Ryan is broken.
Damaged beyond repair. Angry and hostile toward everyone around him. Everyone but me. It makes no sense. We're strangers. We barely know each other. But there's no denying the way I feel when I see him. The things I want when he touches me. He tells me those things are impossible. That the way I feel is wrong. That what I want will never happen. Can't happen. I should be afraid of him, but I'm not. I should stay away from him, but I can't. Because I know Ryan isn't as broken as he seems. He isn't as unreachable as he wants to be.
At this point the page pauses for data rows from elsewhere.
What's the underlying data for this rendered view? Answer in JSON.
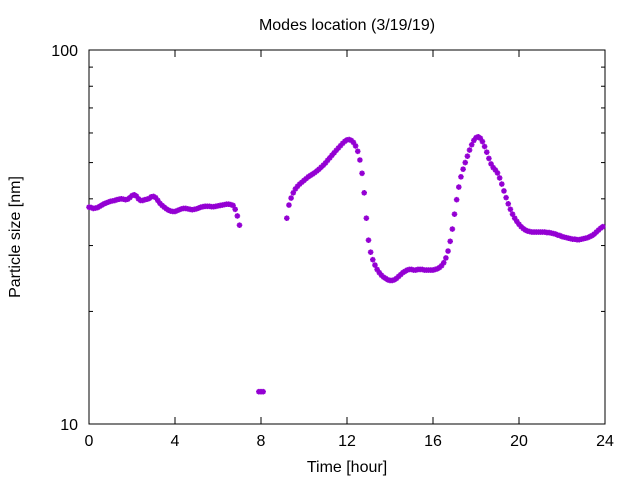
{
  "chart_data": {
    "type": "scatter",
    "title": "Modes location (3/19/19)",
    "xlabel": "Time [hour]",
    "ylabel": "Particle size [nm]",
    "xlim": [
      0,
      24
    ],
    "ylim": [
      10,
      100
    ],
    "yscale": "log",
    "grid": false,
    "marker_color": "#9400d3",
    "x_ticks": [
      0,
      4,
      8,
      12,
      16,
      20,
      24
    ],
    "x_tick_labels": [
      "0",
      "4",
      "8",
      "12",
      "16",
      "20",
      "24"
    ],
    "y_ticks": [
      10,
      100
    ],
    "y_tick_labels": [
      "10",
      "100"
    ],
    "series": [
      {
        "points": [
          [
            0.0,
            38.0
          ],
          [
            0.1,
            37.9
          ],
          [
            0.2,
            37.7
          ],
          [
            0.3,
            37.8
          ],
          [
            0.4,
            37.9
          ],
          [
            0.5,
            38.2
          ],
          [
            0.6,
            38.5
          ],
          [
            0.7,
            38.8
          ],
          [
            0.8,
            39.0
          ],
          [
            0.9,
            39.2
          ],
          [
            1.0,
            39.4
          ],
          [
            1.1,
            39.5
          ],
          [
            1.2,
            39.6
          ],
          [
            1.3,
            39.8
          ],
          [
            1.4,
            39.9
          ],
          [
            1.5,
            40.0
          ],
          [
            1.6,
            39.9
          ],
          [
            1.7,
            39.8
          ],
          [
            1.8,
            39.9
          ],
          [
            1.9,
            40.3
          ],
          [
            2.0,
            40.8
          ],
          [
            2.1,
            41.0
          ],
          [
            2.2,
            40.7
          ],
          [
            2.3,
            40.0
          ],
          [
            2.4,
            39.6
          ],
          [
            2.5,
            39.6
          ],
          [
            2.6,
            39.8
          ],
          [
            2.7,
            39.9
          ],
          [
            2.8,
            40.1
          ],
          [
            2.9,
            40.5
          ],
          [
            3.0,
            40.6
          ],
          [
            3.1,
            40.3
          ],
          [
            3.2,
            39.6
          ],
          [
            3.3,
            38.9
          ],
          [
            3.4,
            38.4
          ],
          [
            3.5,
            38.0
          ],
          [
            3.6,
            37.6
          ],
          [
            3.7,
            37.3
          ],
          [
            3.8,
            37.1
          ],
          [
            3.9,
            37.0
          ],
          [
            4.0,
            37.0
          ],
          [
            4.1,
            37.2
          ],
          [
            4.2,
            37.4
          ],
          [
            4.3,
            37.6
          ],
          [
            4.4,
            37.7
          ],
          [
            4.5,
            37.7
          ],
          [
            4.6,
            37.6
          ],
          [
            4.7,
            37.5
          ],
          [
            4.8,
            37.4
          ],
          [
            4.9,
            37.5
          ],
          [
            5.0,
            37.6
          ],
          [
            5.1,
            37.8
          ],
          [
            5.2,
            38.0
          ],
          [
            5.3,
            38.1
          ],
          [
            5.4,
            38.2
          ],
          [
            5.5,
            38.2
          ],
          [
            5.6,
            38.2
          ],
          [
            5.7,
            38.1
          ],
          [
            5.8,
            38.1
          ],
          [
            5.9,
            38.2
          ],
          [
            6.0,
            38.3
          ],
          [
            6.1,
            38.4
          ],
          [
            6.2,
            38.5
          ],
          [
            6.3,
            38.6
          ],
          [
            6.4,
            38.7
          ],
          [
            6.5,
            38.7
          ],
          [
            6.6,
            38.6
          ],
          [
            6.7,
            38.4
          ],
          [
            6.8,
            37.5
          ],
          [
            6.9,
            36.0
          ],
          [
            7.0,
            34.0
          ],
          [
            7.9,
            12.2
          ],
          [
            8.0,
            12.2
          ],
          [
            8.1,
            12.2
          ],
          [
            9.2,
            35.5
          ],
          [
            9.3,
            38.5
          ],
          [
            9.4,
            40.2
          ],
          [
            9.5,
            41.5
          ],
          [
            9.6,
            42.5
          ],
          [
            9.7,
            43.2
          ],
          [
            9.8,
            43.8
          ],
          [
            9.9,
            44.3
          ],
          [
            10.0,
            44.8
          ],
          [
            10.1,
            45.3
          ],
          [
            10.2,
            45.8
          ],
          [
            10.3,
            46.2
          ],
          [
            10.4,
            46.6
          ],
          [
            10.5,
            47.0
          ],
          [
            10.6,
            47.5
          ],
          [
            10.7,
            48.0
          ],
          [
            10.8,
            48.6
          ],
          [
            10.9,
            49.2
          ],
          [
            11.0,
            49.9
          ],
          [
            11.1,
            50.7
          ],
          [
            11.2,
            51.5
          ],
          [
            11.3,
            52.3
          ],
          [
            11.4,
            53.1
          ],
          [
            11.5,
            53.9
          ],
          [
            11.6,
            54.7
          ],
          [
            11.7,
            55.5
          ],
          [
            11.8,
            56.3
          ],
          [
            11.9,
            57.0
          ],
          [
            12.0,
            57.5
          ],
          [
            12.1,
            57.6
          ],
          [
            12.2,
            57.3
          ],
          [
            12.3,
            56.6
          ],
          [
            12.4,
            55.4
          ],
          [
            12.5,
            53.6
          ],
          [
            12.6,
            50.8
          ],
          [
            12.7,
            46.8
          ],
          [
            12.8,
            41.5
          ],
          [
            12.9,
            35.5
          ],
          [
            13.0,
            31.0
          ],
          [
            13.1,
            28.8
          ],
          [
            13.2,
            27.5
          ],
          [
            13.3,
            26.6
          ],
          [
            13.4,
            25.9
          ],
          [
            13.5,
            25.4
          ],
          [
            13.6,
            25.0
          ],
          [
            13.7,
            24.7
          ],
          [
            13.8,
            24.5
          ],
          [
            13.9,
            24.3
          ],
          [
            14.0,
            24.2
          ],
          [
            14.1,
            24.2
          ],
          [
            14.2,
            24.3
          ],
          [
            14.3,
            24.5
          ],
          [
            14.4,
            24.8
          ],
          [
            14.5,
            25.1
          ],
          [
            14.6,
            25.4
          ],
          [
            14.7,
            25.6
          ],
          [
            14.8,
            25.8
          ],
          [
            14.9,
            25.9
          ],
          [
            15.0,
            25.9
          ],
          [
            15.1,
            25.8
          ],
          [
            15.2,
            25.8
          ],
          [
            15.3,
            25.9
          ],
          [
            15.4,
            25.9
          ],
          [
            15.5,
            25.9
          ],
          [
            15.6,
            25.8
          ],
          [
            15.7,
            25.8
          ],
          [
            15.8,
            25.8
          ],
          [
            15.9,
            25.8
          ],
          [
            16.0,
            25.8
          ],
          [
            16.1,
            25.9
          ],
          [
            16.2,
            26.0
          ],
          [
            16.3,
            26.2
          ],
          [
            16.4,
            26.5
          ],
          [
            16.5,
            27.0
          ],
          [
            16.6,
            27.8
          ],
          [
            16.7,
            29.0
          ],
          [
            16.8,
            30.8
          ],
          [
            16.9,
            33.2
          ],
          [
            17.0,
            36.4
          ],
          [
            17.1,
            39.8
          ],
          [
            17.2,
            43.0
          ],
          [
            17.3,
            45.8
          ],
          [
            17.4,
            48.0
          ],
          [
            17.5,
            50.0
          ],
          [
            17.6,
            52.0
          ],
          [
            17.7,
            54.0
          ],
          [
            17.8,
            55.8
          ],
          [
            17.9,
            57.3
          ],
          [
            18.0,
            58.3
          ],
          [
            18.1,
            58.6
          ],
          [
            18.2,
            58.1
          ],
          [
            18.3,
            56.9
          ],
          [
            18.4,
            55.2
          ],
          [
            18.5,
            53.3
          ],
          [
            18.6,
            51.3
          ],
          [
            18.7,
            49.6
          ],
          [
            18.8,
            48.5
          ],
          [
            18.9,
            47.8
          ],
          [
            19.0,
            46.9
          ],
          [
            19.1,
            45.5
          ],
          [
            19.2,
            43.8
          ],
          [
            19.3,
            42.0
          ],
          [
            19.4,
            40.3
          ],
          [
            19.5,
            38.8
          ],
          [
            19.6,
            37.5
          ],
          [
            19.7,
            36.4
          ],
          [
            19.8,
            35.5
          ],
          [
            19.9,
            34.8
          ],
          [
            20.0,
            34.2
          ],
          [
            20.1,
            33.7
          ],
          [
            20.2,
            33.3
          ],
          [
            20.3,
            33.0
          ],
          [
            20.4,
            32.8
          ],
          [
            20.5,
            32.7
          ],
          [
            20.6,
            32.6
          ],
          [
            20.7,
            32.6
          ],
          [
            20.8,
            32.6
          ],
          [
            20.9,
            32.6
          ],
          [
            21.0,
            32.6
          ],
          [
            21.1,
            32.6
          ],
          [
            21.2,
            32.6
          ],
          [
            21.3,
            32.5
          ],
          [
            21.4,
            32.5
          ],
          [
            21.5,
            32.4
          ],
          [
            21.6,
            32.3
          ],
          [
            21.7,
            32.2
          ],
          [
            21.8,
            32.0
          ],
          [
            21.9,
            31.9
          ],
          [
            22.0,
            31.7
          ],
          [
            22.1,
            31.6
          ],
          [
            22.2,
            31.5
          ],
          [
            22.3,
            31.4
          ],
          [
            22.4,
            31.3
          ],
          [
            22.5,
            31.2
          ],
          [
            22.6,
            31.2
          ],
          [
            22.7,
            31.1
          ],
          [
            22.8,
            31.1
          ],
          [
            22.9,
            31.2
          ],
          [
            23.0,
            31.3
          ],
          [
            23.1,
            31.4
          ],
          [
            23.2,
            31.5
          ],
          [
            23.3,
            31.7
          ],
          [
            23.4,
            31.9
          ],
          [
            23.5,
            32.2
          ],
          [
            23.6,
            32.6
          ],
          [
            23.7,
            33.0
          ],
          [
            23.8,
            33.4
          ],
          [
            23.9,
            33.7
          ]
        ]
      }
    ]
  }
}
And if he'd let me in, what we could be together could fix us both.
**GIVING GRACE**
I'm the broken Gilroy.
Or at least I was until Grace Faraday waltzed into my life with her mile-long legs, smart mouth, and quiet determination and decided I wasn't as far gone as everyone thought. She's trying to make something of her life. For herself. For her daughter, Molly. The last thing she needs is a washed-up soldier with a bum leg and a broken brain dragging her down, but the more I try to stay away from her, the deep her I sink. The more determined I become to save her from my bullsh*t, the faster I feel my resolve to do the right thing slip away. Maybe I am broken. Maybe I am beyond repair but Grace sees something in me. She makes me feel. Not like the man I used to be. She makes me feel like the man I should've been-could've been-if my life had been different. Grace is determined. She's stubborn. She won't give up on me. On us. All I know is I want her. I like the way she looks at me. The way she makes me feel, and I'm willing to do whatever I have to-be whoever she needs-in order to keep her.